Depending on his guardian, the year went by like a blur, and before he knew it Namjoon was carefully loading his bonsai into his father’s car boot, kissing Seokjin goodbye with a promise to be back soon for the start of the next term, to call him every day and send his periodic pictures of himself with the tree like he sent to his parents. Returning home, his family seemed just as exited to see the tree as to see Namjoon himself, and it reclaimed its spot on the bookshelf, Lord of the Rings having stayed in its place the whole time of its absence.
The following summer had Namjoon buried in work, but not enough to neglect his most important charge, to again forget to care for his longest friend. It was what made the article in front of him so much more painful to read, misery settling in his throat like birds in a nest, refusing to leave until the world outside changed its colours. The bold Korean headline was just the start, the passage undoing the stitches Namjoon had so carefully worked on throughout the years.
The Amazon Rainforest Has Been Burning For Three Weeks
Majority Of Fires Suspected To Be Human Lit
Fires 80% Higher Than Last Year And Growing…
It was on the small television he and Seokjin managed to afford when they moved in together for their second year, Seokjin’s roommate also living in their small apartment. It was in almost every one of his phone’s notifications, the buzzing making his heart sink lower and lower each time it sounded. Newspapers on the train, radios all over the university, a lingering reminder the world’s lungs were dying. His little bonsai tree suddenly seemed to look sadder in its perch now in their shared bedroom, leaves drooping like tears falling from the branches.
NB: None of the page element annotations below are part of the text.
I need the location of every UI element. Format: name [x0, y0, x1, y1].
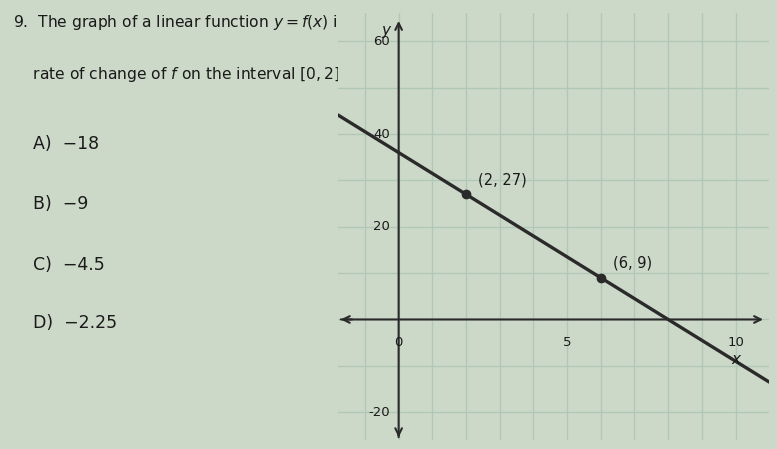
- Text: -20: -20: [368, 406, 390, 419]
- Text: B)  −9: B) −9: [33, 195, 89, 213]
- Text: (6, 9): (6, 9): [612, 256, 652, 271]
- Text: 0: 0: [395, 336, 402, 349]
- Text: y: y: [382, 23, 390, 38]
- Text: D)  −2.25: D) −2.25: [33, 314, 117, 332]
- Text: 10: 10: [727, 336, 744, 349]
- Text: 5: 5: [563, 336, 571, 349]
- Text: (2, 27): (2, 27): [478, 172, 527, 187]
- Text: x: x: [731, 352, 740, 367]
- Text: C)  −4.5: C) −4.5: [33, 256, 105, 274]
- Text: 60: 60: [374, 35, 390, 48]
- Text: 40: 40: [374, 128, 390, 141]
- Text: 20: 20: [373, 220, 390, 233]
- Text: 9.  The graph of a linear function $y = f(x)$ is shown. Find the average: 9. The graph of a linear function $y = f…: [13, 13, 543, 32]
- Text: A)  −18: A) −18: [33, 135, 99, 153]
- Text: rate of change of $f$ on the interval $[0, 2]$ .: rate of change of $f$ on the interval $[…: [13, 65, 350, 84]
It was the melancholy tree that made Namjoon wake one morning, ideas moving through his head like a river, violent and controlled in balance. It was what made him paint the posters, get his friends to design papers upon papers, collection boxes and information leaflets, pasting them all over the city, the university, social media alike. It fuelled him through fundraisers, bake sales, anything he could think of, posters changing over time and yet the statement at the bottom stayed the same, anything can grow back with a little bit of help.
The tree watched as donations flooded in, being redirected to charities, causes, all pledging their job as the ones responsible for the future, to help the world breathe again. The little leaves perked up with every smile from the seven people always in the apartment, thinking new schemes to help, to try and make an impact in the world when so many things were going wrong, didn’t seem to have an end.
The red pot was beginning to fade, Chinese characters Namjoon knew off by heart being repainted in gold, polished until they shined. The leaves didn’t brown again, shape staying just how Namjoon remembered it, and if his parents mentioned that the tree looked healthier than ever before, he denied it. It was as he always recalled, sitting on an oak bookshelf in his new home, small curious eyes watching as Namjoon trimmed the leaves, Seokjin watching further away from the doorway of the kitchen.